Katrin Hanusch is a multidisciplinary artist working in sculpture, installation, and drawing with a deep and ongoing conversation with materials and processes. Her work engages with the impermanence, fragility and interconnectedness of our world and often takes on a perspective that addresses longterm effects of our actions in intimate encounters or immersive environments.

Katrin developed the work on display during her residency at the Alice Boner Institute in Varanasi, India earlier this year. Her research into the everyday and the use of local materials in the Spiritual Capital of India came together in a series of brass casts. Forming a small palm sized object from river mud of the Ganges becomes meaningful, when further up- and downstream you would walk past the open burning sites for dead bodies depicting scenes that seem equally as timeless as they are ancient. Katrin wrapped the mud in newspaper and tied it with thread that she collected along the banks of the holy river.
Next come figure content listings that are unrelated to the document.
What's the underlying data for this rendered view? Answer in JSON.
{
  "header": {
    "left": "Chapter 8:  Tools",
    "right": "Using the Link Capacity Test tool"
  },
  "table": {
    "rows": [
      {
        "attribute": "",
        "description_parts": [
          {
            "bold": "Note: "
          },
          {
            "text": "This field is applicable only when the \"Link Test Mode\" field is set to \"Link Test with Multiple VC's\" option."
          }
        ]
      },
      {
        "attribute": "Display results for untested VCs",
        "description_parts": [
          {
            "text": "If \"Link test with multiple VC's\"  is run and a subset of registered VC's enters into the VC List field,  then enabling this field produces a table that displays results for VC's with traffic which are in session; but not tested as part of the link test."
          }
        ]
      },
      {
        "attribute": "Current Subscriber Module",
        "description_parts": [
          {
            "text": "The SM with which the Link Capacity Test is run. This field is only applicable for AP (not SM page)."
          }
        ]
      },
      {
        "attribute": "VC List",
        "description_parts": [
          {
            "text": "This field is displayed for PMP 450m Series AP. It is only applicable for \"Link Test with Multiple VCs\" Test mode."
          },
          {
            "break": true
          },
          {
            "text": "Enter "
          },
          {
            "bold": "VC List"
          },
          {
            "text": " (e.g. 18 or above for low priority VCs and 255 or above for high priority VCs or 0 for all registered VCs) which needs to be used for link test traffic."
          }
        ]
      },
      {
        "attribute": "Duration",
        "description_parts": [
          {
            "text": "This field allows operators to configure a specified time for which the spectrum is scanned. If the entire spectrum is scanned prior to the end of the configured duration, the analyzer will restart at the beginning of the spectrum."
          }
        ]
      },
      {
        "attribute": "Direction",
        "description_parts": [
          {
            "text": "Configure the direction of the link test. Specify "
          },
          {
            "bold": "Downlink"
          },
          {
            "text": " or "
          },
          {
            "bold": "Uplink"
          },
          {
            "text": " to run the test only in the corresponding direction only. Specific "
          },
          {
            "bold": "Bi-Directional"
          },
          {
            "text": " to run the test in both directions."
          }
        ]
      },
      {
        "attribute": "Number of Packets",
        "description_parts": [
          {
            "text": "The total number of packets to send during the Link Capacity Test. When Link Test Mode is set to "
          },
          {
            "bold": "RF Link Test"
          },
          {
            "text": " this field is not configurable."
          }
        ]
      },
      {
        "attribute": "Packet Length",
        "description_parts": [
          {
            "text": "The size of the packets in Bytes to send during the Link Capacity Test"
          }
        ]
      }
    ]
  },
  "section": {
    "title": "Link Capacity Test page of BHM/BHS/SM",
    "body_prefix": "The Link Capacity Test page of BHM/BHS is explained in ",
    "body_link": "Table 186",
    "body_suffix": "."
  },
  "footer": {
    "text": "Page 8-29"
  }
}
The work was cast employing a traditional sand casting technic at the foundry at Jnana-Pravaha, Centre for Cultural Studies and Research in Varanasi. The residency was awarded by the Shelagh Cluett Trust, London.

Katrin received an MA in Fine Art at the University of Art and Design Halle, Germany (2008) and an MA in Sculpture at the Royal College of Art (2014) and co-founded dieschoenestadt, a gallery funded by the Art Council Halle/Germany (2008-12). Born in Germany Katrin moved to London in 2012.